Contribution to UNHCR Programme Budget 2023-2024 (earmarked)

01.01.2023 - 31.12.2024

UNHCR is one of Switzerland’s key multilateral partners due to its unique mandate by the General Assembly of United Nations to provide protection and assistance to refugees, asylum seekers, refugee returnees, and stateless persons. The strategic direction 2022-26 concretise the overall mandate of UNHCR for the upcoming years.

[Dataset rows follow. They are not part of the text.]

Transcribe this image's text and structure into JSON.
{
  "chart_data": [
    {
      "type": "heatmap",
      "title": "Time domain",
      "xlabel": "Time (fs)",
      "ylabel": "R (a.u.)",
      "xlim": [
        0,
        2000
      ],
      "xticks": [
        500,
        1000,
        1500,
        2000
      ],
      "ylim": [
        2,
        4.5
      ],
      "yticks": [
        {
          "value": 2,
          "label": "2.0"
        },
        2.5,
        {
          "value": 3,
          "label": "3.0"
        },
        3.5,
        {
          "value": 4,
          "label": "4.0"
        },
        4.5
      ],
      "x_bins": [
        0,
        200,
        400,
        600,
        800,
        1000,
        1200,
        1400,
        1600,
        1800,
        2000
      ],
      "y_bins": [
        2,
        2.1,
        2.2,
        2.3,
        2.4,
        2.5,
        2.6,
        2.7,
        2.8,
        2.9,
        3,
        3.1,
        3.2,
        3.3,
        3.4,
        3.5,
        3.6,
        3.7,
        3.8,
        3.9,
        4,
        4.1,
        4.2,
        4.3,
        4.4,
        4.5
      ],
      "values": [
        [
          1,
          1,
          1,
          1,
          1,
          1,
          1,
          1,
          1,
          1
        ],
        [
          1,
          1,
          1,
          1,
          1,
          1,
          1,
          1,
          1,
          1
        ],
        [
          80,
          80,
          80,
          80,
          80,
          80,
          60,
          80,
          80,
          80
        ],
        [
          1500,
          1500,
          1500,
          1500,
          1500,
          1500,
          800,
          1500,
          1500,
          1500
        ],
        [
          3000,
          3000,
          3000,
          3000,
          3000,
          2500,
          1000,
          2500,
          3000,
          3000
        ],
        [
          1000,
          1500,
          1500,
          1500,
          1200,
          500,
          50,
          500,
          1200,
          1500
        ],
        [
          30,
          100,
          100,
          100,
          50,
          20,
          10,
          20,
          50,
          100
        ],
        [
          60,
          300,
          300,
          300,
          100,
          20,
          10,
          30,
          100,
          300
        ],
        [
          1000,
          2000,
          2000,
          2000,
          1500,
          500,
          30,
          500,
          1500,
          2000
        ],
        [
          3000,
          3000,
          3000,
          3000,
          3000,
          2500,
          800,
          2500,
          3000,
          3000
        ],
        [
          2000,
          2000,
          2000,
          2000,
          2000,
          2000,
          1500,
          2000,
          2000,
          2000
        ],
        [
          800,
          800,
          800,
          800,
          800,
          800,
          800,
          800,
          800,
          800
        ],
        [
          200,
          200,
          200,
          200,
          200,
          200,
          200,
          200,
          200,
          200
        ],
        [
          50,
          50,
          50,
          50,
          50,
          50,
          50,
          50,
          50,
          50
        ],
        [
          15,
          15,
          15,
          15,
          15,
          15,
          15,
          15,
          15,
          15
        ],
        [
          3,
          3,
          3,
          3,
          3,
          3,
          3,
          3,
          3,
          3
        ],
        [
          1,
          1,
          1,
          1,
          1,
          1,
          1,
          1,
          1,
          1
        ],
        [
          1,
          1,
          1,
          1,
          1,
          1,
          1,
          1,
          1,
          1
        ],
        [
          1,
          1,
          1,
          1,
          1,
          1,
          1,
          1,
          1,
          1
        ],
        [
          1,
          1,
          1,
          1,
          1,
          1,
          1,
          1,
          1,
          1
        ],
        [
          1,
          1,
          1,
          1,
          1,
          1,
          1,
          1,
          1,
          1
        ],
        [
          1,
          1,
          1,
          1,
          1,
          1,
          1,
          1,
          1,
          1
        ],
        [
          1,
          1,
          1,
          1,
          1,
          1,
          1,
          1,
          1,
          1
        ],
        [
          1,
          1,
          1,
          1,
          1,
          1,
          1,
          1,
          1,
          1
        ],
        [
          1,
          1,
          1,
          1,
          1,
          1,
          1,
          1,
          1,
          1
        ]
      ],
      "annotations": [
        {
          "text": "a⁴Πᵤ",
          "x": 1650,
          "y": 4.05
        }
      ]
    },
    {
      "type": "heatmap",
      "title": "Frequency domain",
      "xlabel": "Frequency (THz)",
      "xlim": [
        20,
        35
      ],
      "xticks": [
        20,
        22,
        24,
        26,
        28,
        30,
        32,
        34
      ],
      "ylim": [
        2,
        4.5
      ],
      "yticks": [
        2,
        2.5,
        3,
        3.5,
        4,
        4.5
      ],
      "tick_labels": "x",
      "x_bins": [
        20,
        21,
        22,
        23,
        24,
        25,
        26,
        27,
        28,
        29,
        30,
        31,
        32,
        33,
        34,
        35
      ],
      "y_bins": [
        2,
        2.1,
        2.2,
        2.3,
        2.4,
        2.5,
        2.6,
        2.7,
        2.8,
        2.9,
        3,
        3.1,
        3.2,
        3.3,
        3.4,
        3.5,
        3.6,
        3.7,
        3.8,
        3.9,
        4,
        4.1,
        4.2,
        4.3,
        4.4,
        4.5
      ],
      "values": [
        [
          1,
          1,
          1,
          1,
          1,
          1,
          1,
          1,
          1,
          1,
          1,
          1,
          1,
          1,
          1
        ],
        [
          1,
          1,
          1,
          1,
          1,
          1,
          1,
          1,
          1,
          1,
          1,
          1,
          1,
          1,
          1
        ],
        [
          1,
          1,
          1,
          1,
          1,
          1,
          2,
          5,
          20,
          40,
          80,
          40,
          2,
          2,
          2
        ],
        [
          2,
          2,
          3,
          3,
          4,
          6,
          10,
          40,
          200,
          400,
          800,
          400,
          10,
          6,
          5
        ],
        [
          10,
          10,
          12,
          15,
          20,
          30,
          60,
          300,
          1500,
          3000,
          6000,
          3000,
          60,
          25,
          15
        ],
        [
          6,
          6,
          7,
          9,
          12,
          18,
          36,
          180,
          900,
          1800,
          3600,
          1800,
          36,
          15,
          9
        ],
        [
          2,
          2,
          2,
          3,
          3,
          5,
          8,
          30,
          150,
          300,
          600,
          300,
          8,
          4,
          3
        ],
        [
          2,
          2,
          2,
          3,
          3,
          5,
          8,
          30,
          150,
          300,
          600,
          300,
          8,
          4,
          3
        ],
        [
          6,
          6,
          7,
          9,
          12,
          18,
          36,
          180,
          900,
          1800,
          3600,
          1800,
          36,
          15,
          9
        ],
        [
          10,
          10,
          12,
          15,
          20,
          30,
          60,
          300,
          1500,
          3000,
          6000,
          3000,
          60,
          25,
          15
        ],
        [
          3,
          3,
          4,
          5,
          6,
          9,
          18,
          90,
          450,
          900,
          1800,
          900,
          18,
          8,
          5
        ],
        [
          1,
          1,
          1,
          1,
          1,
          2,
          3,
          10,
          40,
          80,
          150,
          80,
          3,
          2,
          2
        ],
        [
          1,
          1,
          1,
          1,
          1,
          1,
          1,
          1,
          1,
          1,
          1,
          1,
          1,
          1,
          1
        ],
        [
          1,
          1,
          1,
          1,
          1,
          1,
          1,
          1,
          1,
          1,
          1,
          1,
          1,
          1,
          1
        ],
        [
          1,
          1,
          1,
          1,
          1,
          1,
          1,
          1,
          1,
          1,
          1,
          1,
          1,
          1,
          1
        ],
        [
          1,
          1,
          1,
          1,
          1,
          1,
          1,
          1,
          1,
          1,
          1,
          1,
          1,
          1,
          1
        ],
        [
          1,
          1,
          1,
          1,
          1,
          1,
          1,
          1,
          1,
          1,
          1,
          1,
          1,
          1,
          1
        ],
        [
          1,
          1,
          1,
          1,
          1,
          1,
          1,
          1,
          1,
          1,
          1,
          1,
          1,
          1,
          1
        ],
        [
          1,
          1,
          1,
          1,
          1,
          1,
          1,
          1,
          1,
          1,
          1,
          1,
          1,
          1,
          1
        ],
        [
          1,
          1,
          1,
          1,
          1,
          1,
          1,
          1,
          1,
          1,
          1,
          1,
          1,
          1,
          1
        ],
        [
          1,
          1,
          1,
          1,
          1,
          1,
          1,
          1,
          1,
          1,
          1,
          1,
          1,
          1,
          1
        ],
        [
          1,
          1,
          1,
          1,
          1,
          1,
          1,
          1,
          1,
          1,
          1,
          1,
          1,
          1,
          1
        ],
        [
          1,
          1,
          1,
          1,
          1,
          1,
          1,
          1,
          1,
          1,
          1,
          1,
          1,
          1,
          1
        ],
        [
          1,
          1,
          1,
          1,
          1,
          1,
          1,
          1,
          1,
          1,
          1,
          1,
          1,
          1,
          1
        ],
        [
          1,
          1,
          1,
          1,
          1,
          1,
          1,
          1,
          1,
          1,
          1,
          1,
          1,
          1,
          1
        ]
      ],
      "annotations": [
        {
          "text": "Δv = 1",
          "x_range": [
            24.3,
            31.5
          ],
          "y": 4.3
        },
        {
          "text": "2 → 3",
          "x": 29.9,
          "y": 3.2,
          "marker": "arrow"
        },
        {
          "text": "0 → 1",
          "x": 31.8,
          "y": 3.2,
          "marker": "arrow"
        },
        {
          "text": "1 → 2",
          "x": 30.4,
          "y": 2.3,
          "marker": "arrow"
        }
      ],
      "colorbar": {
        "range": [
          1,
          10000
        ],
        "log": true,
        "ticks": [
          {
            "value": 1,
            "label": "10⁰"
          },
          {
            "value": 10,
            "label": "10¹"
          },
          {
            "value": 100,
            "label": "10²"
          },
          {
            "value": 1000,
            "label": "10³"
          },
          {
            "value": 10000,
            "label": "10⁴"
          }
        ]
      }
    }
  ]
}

Contributing to these directions allows Switzerland to achieve in particular the human development goal defined in the Dispatch to Parliament on International Cooperation for 2021-24.


Empowering vulnerable youth and women in fragile situation to foster community Resilience and cohesion through peaceful co-existence and promotion of livelihoods initiatives

01.01.2023 - 31.12.2025

The goal of the project is to foster conditions for peace and promote community resilience in the Equatorias region of South Sudan through a combination of activities aiming at (1) building and supporting a workforce of peacemakers, (2) providing trainings in conflict resolution, (3) fostering social cohesion and conflict prevention through locally held community dialogues, (4) promoting entrepreneurship and sustainable livelihoods, notably by supporting women- and youth-led small income generating businesses, and (5) promoting sports as a platform for fostering peace and social cohesion among the youth. This intervention is coherent with the humanitarian, peace and development nexus (triple nexus) and contributes to durable solutions for IDPs and returnees. 


Nonviolent Peaceforce: Community-based Protection and Peacebuilding

01.11.2022 - 31.10.2024

The project will contribute to overall peace and security of targeted communities by addressing key civilian safety and security concerns, including child protection, intra-inter-communal violence, SGBV, women’s protection and empowerment, youth participation, community participation and general protection and peacebuilding. Interventions will focus on trust building and inclusion, enhancing capacities of existing community-based protection mechanisms including Women protection Teams and Youth Protection Teams, and Peace Committees, and restoring confidence in peaceful relations at community levels.